Nell'agorà cittadino hanno risuonato - sabato e domenica sera - le parole dell'ex assessore alla cultura: "Agli ex amministratori di questo paese - ha sottolineato De Piano in un ideale confronto con gli avversari - chiedo di dare conto di ciò che hanno fatto nell'ultimo quinquennio. Questo è stato un penoso inizio di campagna elettorale, segnato da false voci messe in strada solo per destabilizzare la mia lista e la popolazione solofrana".
In un crescendo continuo di applausi, nel fine settimana De Piano ha lasciato sin da subito spazio ai contributi dei giovani candidati Consiglieri di Riamiamo Solofra, ad ulteriore dimostrazione che un ricambio generazionale, un ringiovanimento nel pensiero politico è in realtà possibile anche a Solofra.
"Ci hanno tacciato di essere dei giovanotti sognatori, di vivere nel mondo delle fiabe - ha esordito Antonio Pirolo che, carte e numeri alla mano ha portato all'attenzione della piazza l'opportunità per Solofra di intercettare parte delle centinaia di milioni che lo Stato italiano investirà sui progetti Smart Cities - In questa campagna elettorale noi vi dimostreremo di avere le qualità morali e professionali per sostituire l'attuale casta dirigente solofrana che ha portato il paese alla deriva".
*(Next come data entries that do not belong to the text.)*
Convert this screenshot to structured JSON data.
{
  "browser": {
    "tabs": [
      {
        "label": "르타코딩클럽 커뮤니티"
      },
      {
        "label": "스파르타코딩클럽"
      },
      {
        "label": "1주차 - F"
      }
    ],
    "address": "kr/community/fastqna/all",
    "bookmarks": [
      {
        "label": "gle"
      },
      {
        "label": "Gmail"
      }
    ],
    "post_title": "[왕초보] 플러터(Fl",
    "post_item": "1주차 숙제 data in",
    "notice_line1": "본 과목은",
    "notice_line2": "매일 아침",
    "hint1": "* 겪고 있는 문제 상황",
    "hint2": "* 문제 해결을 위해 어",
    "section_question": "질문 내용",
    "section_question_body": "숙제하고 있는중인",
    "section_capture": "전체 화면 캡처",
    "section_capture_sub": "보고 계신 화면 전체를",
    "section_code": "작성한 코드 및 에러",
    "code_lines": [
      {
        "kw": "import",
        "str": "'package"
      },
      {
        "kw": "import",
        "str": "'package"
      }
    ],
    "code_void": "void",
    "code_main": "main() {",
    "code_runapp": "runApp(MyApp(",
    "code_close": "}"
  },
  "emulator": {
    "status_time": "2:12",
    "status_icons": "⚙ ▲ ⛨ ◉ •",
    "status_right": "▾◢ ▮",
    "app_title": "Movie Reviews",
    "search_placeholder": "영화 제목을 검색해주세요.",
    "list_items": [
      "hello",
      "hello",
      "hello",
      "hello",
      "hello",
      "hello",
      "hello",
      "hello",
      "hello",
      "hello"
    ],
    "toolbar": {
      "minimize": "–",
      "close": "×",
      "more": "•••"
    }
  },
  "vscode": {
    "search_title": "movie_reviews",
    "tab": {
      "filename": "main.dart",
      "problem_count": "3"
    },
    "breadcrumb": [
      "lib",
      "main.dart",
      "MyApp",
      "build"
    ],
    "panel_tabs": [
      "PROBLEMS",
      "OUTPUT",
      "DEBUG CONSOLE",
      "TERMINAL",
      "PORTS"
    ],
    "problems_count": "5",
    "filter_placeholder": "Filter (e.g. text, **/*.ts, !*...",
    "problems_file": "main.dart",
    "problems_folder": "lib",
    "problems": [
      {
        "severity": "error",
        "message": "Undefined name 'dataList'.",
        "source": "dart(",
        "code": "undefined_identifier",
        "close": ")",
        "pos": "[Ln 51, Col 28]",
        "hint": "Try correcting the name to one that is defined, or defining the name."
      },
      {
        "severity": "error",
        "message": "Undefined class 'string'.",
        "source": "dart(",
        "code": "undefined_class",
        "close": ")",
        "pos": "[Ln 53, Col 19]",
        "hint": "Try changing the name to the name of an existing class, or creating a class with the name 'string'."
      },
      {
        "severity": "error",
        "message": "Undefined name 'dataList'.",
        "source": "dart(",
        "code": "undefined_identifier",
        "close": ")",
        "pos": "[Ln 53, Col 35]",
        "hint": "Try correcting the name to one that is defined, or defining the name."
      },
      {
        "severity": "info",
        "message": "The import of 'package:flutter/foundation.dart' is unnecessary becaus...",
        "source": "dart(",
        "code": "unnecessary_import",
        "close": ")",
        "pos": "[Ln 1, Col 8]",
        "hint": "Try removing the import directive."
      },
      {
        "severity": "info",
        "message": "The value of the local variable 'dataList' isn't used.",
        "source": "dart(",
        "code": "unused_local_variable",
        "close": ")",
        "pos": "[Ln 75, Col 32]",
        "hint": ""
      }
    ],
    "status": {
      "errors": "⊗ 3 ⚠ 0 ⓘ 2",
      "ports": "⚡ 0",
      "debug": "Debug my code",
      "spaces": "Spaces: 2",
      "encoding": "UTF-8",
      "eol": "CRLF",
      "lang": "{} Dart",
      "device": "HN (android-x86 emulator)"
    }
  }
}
Finemente ironico è stato invece l'intervento di Michele Fulvio Casarano che ha pungolato direttamente i candidati a sindaco delle componenti avversarie, esaminando l'attuale quadro politico e delineando le prospettive future
E' stata la volta poi di Maria Cristina Giannattasio che in un discorso assai accorato ha evidenziato il decadimento del patrimonio artistico e culturale di Solofra. La giovane candidata, già promotrice di una importante attribuzione all’artista solofrano, Francesco Guarini (la Madonna del Rosario), ha spiegato: "E’ questo il mio obiettivo concreto e serio: Solofra e il suo patrimonio culturale va rivalutato e tutelato. Per la riqualificazione del Turismo culturale, un settore da intendere come reale risorsa economica”.
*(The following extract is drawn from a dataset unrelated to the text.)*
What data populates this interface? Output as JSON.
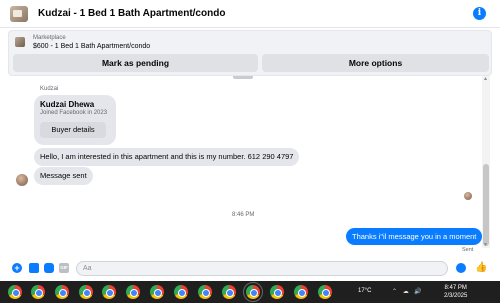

Tra i trascinatori della serata Alessandro Iannone: il giovane tecnico ambientalista ha saputo condensare in un discorso di pochi minuti gli atavici mali che affliggono la cittadina di Solofra, smontando di volta in volta le poche proposte che nelle ore precedenti sono state accennate dai palchi avversari. Iannone ha puntato sulla strategia emotiva, vero cardine del suo discorso politico, dimostrando al contempo che spettacolarizzazione e personalizzazione possono benissimamente convivere con proposte programmatiche razionali. "Vacche, monnezza e strade bucate: paghiamo le tasse per le vostre porcate", lo slogan finale di Iannone.
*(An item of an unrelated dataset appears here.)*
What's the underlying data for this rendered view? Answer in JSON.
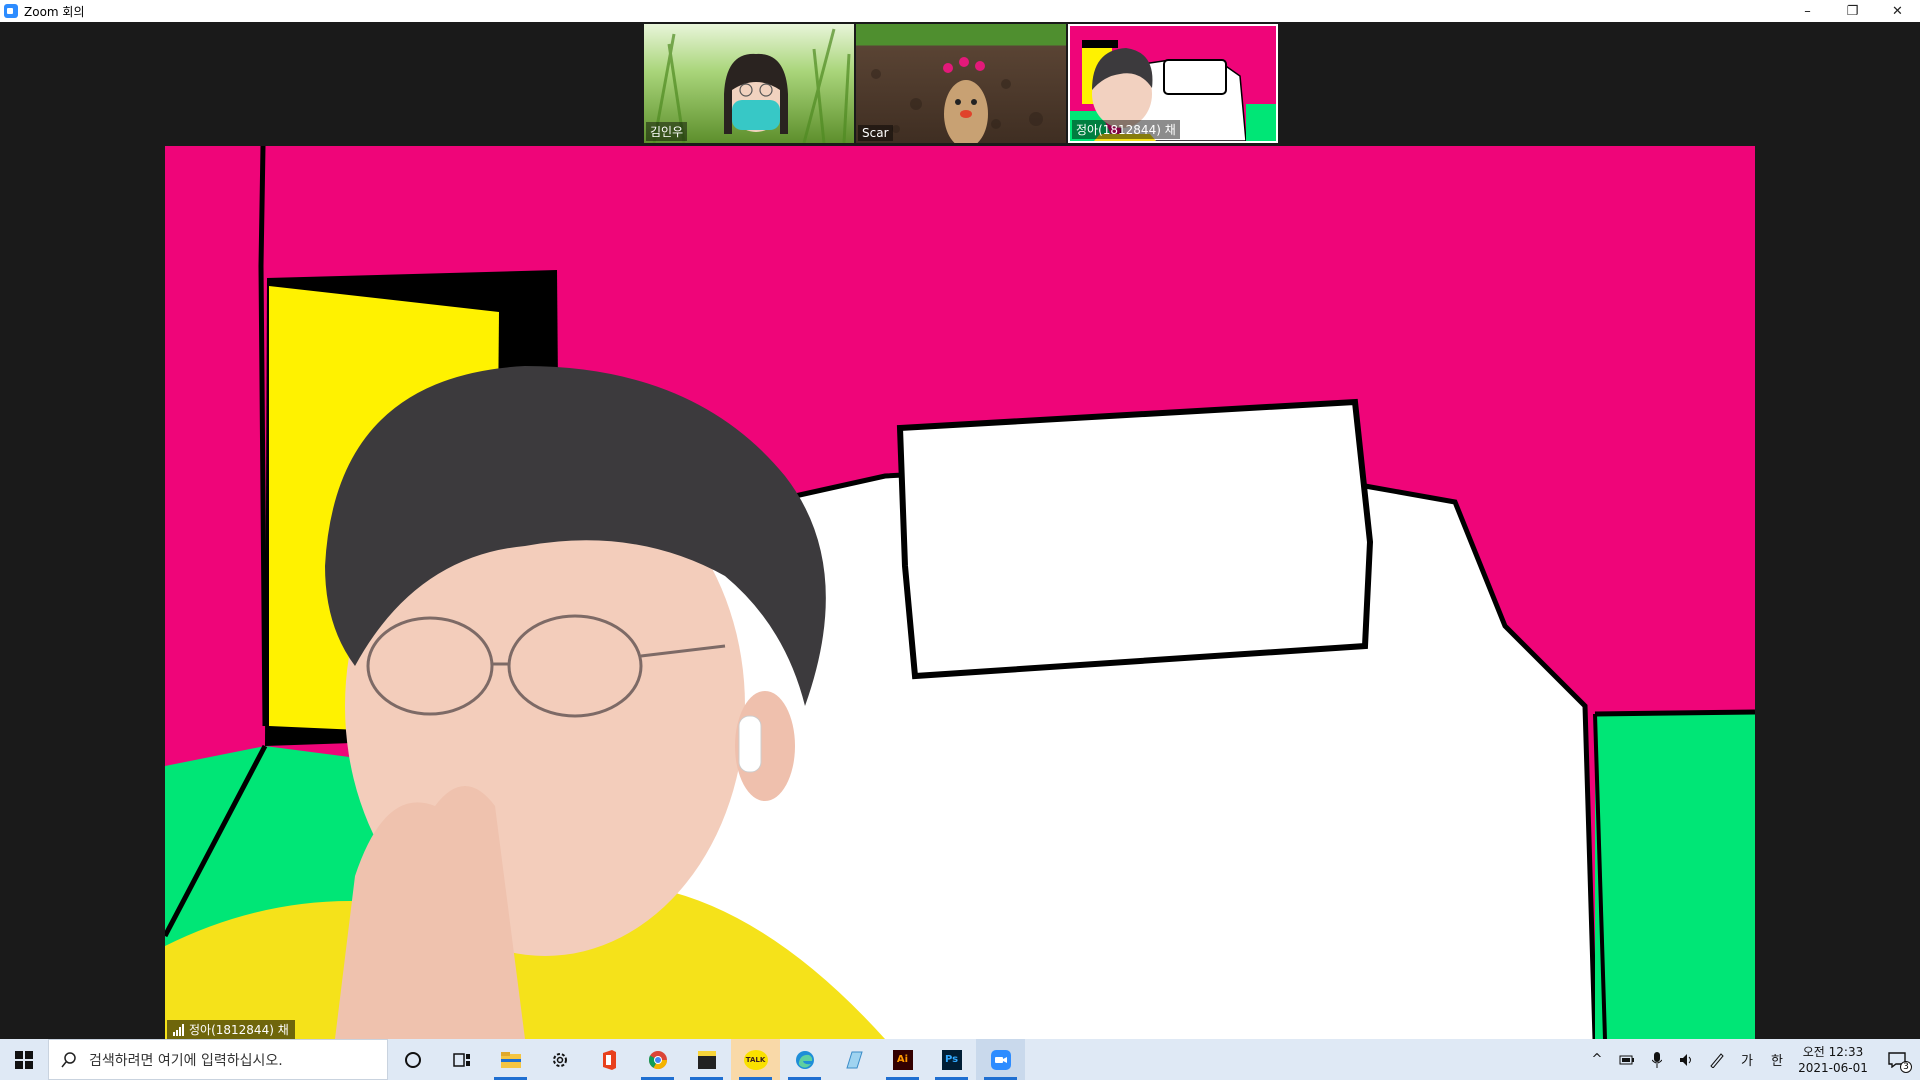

A chiudere è stato Giulio Buonanno che lanciato l'idea progettuale di valorizzare le risorse umane presenti all'interno della pianta organica del Comune di Solofra, sottolineando la necessità di tagliare i costi per le consulenze a professionisti esterni. Anche in questo, Buonanno ha messo in luce le lacune dell'ultima amministrazione: "A Solofra, il Porta a Porta è noto per essere ormai soltanto un programma televisivo della Rai - ha spiegato - Noi di Riamiamo Solofra non promettiamo posti di lavoro a tre mesi, non promettiamo assunzioni alle Asl. La nostra comunità vuole ricrescere, vuole rinascere, vuole tornare ai fasti di un tempo e con l'aiuto di Paolo De Piano tutto questo sarà presto possibil", ha concluso.